12- Sana Ne Kadar Dokunacağım?

34.8K 3.4K 3.1K
                                    

Dove Cameron - Boyfriend

Elimi saçlarımdan geçirip aynadaki görüntüme bakarken içimdeki sebepsiz heyecanı bastırmakla uğraşıyordum. Heyecanlanacak bir şey yoktu. Alt tarafı Semih'le buluşacaktım ve birlikte birkaç saat geçirecektik. Ve ben de 14 Şubat'ı ona nasıl zehir edebileceğimle ilgili fikirler arayacaktım.

Belki onu yeterince zorlarsam bana ne halim varsa görmemi söyler ve kendiliğinden vazgeçerdi. Onun randevu teklifini en başından beri kabul etmeyi düşünmüyordum çünkü Semih... Tanıdığım biriydi. Çok yakın bir ilişkimiz olmasa da senelerdir birbirimizi tanıyorduk ve ister istemez iletişim halindeydik.

Ancak o çöp konteynerinin yanında söyledikleri bana kendimi berbat hissettirmişti. Bir an için hisli hisli bakıp "Seni kendim için istiyorum," derken ardından kahkahalarla gülerek şaka yaptığını söylemişti. O an karar vermiştim, o gün için partnerim olmakta bu kadar ısrarcı davranan Semih'e 14 Şubat'ı zehir edecektim. Güzel bir randevuya çıkma hayalimden çoktan vazgeçmiştim. Semih, bunu bir şaka olarak görüyorsa ben de kötü bir şaka olarak görebilirdim.

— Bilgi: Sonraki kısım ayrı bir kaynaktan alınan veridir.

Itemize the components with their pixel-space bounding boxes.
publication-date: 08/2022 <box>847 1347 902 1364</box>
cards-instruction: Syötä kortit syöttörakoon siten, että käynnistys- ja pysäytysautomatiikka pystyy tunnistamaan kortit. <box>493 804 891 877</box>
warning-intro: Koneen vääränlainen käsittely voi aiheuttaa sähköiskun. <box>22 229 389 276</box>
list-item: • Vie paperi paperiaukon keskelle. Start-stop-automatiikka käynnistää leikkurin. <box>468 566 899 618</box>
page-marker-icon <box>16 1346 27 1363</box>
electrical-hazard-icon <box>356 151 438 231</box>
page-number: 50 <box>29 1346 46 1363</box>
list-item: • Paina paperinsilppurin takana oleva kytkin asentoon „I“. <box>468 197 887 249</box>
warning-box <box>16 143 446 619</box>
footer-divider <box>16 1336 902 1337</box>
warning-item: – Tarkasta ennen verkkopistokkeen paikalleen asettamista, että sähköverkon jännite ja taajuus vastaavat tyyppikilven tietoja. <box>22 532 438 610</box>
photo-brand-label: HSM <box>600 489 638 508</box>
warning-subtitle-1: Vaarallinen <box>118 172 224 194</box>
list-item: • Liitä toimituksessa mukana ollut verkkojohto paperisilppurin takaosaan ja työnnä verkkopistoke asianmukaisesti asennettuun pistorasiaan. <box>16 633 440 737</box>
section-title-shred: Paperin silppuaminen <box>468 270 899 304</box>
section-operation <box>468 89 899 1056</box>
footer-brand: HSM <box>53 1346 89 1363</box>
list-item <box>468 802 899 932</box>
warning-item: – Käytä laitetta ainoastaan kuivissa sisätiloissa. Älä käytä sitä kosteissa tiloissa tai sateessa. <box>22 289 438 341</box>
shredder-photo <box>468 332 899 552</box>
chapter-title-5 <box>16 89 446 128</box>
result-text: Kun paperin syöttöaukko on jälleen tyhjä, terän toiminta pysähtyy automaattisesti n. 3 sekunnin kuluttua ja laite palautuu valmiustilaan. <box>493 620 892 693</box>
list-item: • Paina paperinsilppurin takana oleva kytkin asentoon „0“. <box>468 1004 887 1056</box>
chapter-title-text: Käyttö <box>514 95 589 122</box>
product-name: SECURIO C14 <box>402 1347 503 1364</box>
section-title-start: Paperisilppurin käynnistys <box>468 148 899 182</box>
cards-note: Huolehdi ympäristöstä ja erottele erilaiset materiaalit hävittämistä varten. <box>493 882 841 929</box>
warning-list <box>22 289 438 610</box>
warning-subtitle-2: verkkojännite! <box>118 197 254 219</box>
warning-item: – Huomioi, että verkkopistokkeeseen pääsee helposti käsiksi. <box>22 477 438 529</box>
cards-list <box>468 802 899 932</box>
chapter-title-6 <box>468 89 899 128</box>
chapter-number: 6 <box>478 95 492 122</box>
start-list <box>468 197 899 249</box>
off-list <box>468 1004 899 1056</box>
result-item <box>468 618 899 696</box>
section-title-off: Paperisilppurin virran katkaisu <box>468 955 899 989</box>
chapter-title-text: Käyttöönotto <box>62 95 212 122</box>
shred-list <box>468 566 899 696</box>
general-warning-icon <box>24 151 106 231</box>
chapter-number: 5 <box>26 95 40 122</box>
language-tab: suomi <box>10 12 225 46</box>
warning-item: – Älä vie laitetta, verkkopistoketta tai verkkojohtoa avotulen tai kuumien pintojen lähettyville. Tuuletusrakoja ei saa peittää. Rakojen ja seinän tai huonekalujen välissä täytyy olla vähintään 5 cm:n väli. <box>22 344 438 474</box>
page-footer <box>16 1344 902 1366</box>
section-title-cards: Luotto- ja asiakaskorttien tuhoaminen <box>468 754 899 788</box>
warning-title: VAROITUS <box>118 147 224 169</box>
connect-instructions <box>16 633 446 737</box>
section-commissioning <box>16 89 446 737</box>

Ve bunun için heyecanlanmama kesinlikle yoktu. Yanaklarıma ufak tokatlar atarak silkelendim ve çantama telefonumu koyup odamdan çıktım. Annemle koridorda karşılaştığımızda "Nereye gidiyorsun?" diye sormuştu.

"Bir arkadaşımla buluşacağım."

"Gamze mi?"

"Yok," dedim içime kaçmış gibi duran sesimle. Annemin yüzüne muzip bir sırıtış yayılırken bana daha çok yaklaştı. "Kimmiş bu arkadaş?"

"Düşündüğün gibi biri değil."

"Öyleyse neden kim olduğunu söylemiyorsun?"

Kollarımı göğsümde birleştirip gözlerimi annemin yüzüne diktim. "Semih."

"Semih," diyerek tekrarladı annem. Kim olduğunu algıladığı anda gözleri şaşkınlıkla açılmıştı. Dudakları bir soru için aralanırken soruyu önceden tahmin edip "Evet," dedim. "İlker Abinin kardeşi olan Semih."

"Siz ne ara bu kadar yakınlaştınız?"

"Yakın değiliz," diye homurdandım. Annemin şüpheli bakışları karşısında yalan söylemek çok zordu. Zaten ona yalan söylemek de istemiyordum ama bu randevu olayını nasıl açıklayacağımı da bilmiyordum. Böyle ayaküstü anlatılacak bir şey değildi, ondan emindim. "Gerçekten de yakın değiliz. Bir konu var halletmemiz gereken, o kadar."

"Nasıl bir konu bu? Halanla mı ilgili yoksa?" Semih'le ortak tek noktamız onun abisiyle benim halamın evli olması olduğundan annemin böyle düşünmesi normaldi. "Gibi gibi," diyerek geçiştirdim ve annemin yanağını öptüm. "Benim şimdi çıkmam lazım, geldiğimde konuşuruz."

"Tamam... Ay, dur!" Annem, telaşla kolumu tutup gözlerime korkuyla baktı. "Motosikletine binmeyeceksin, değil mi?"

"Anne-..."

"İlker dedi, deli gibi kullanıyormuş o motoru. Söz ver bana, binmeyeceksin. Vallahi de giderim kalpten."

"Tamam," dedim onu rahatlatmak için, hızlıca. "Binmeyeceğim, söz. Ben de korkuyorum zaten."

Daha fazla soru sormasına müsaade etmeden dışarı fırladım. Asansöre binip aşağı kata inerken aynadan görüntümü kontrol ediyordum. İster istemez saçımı düzeltip kendimi inceledim.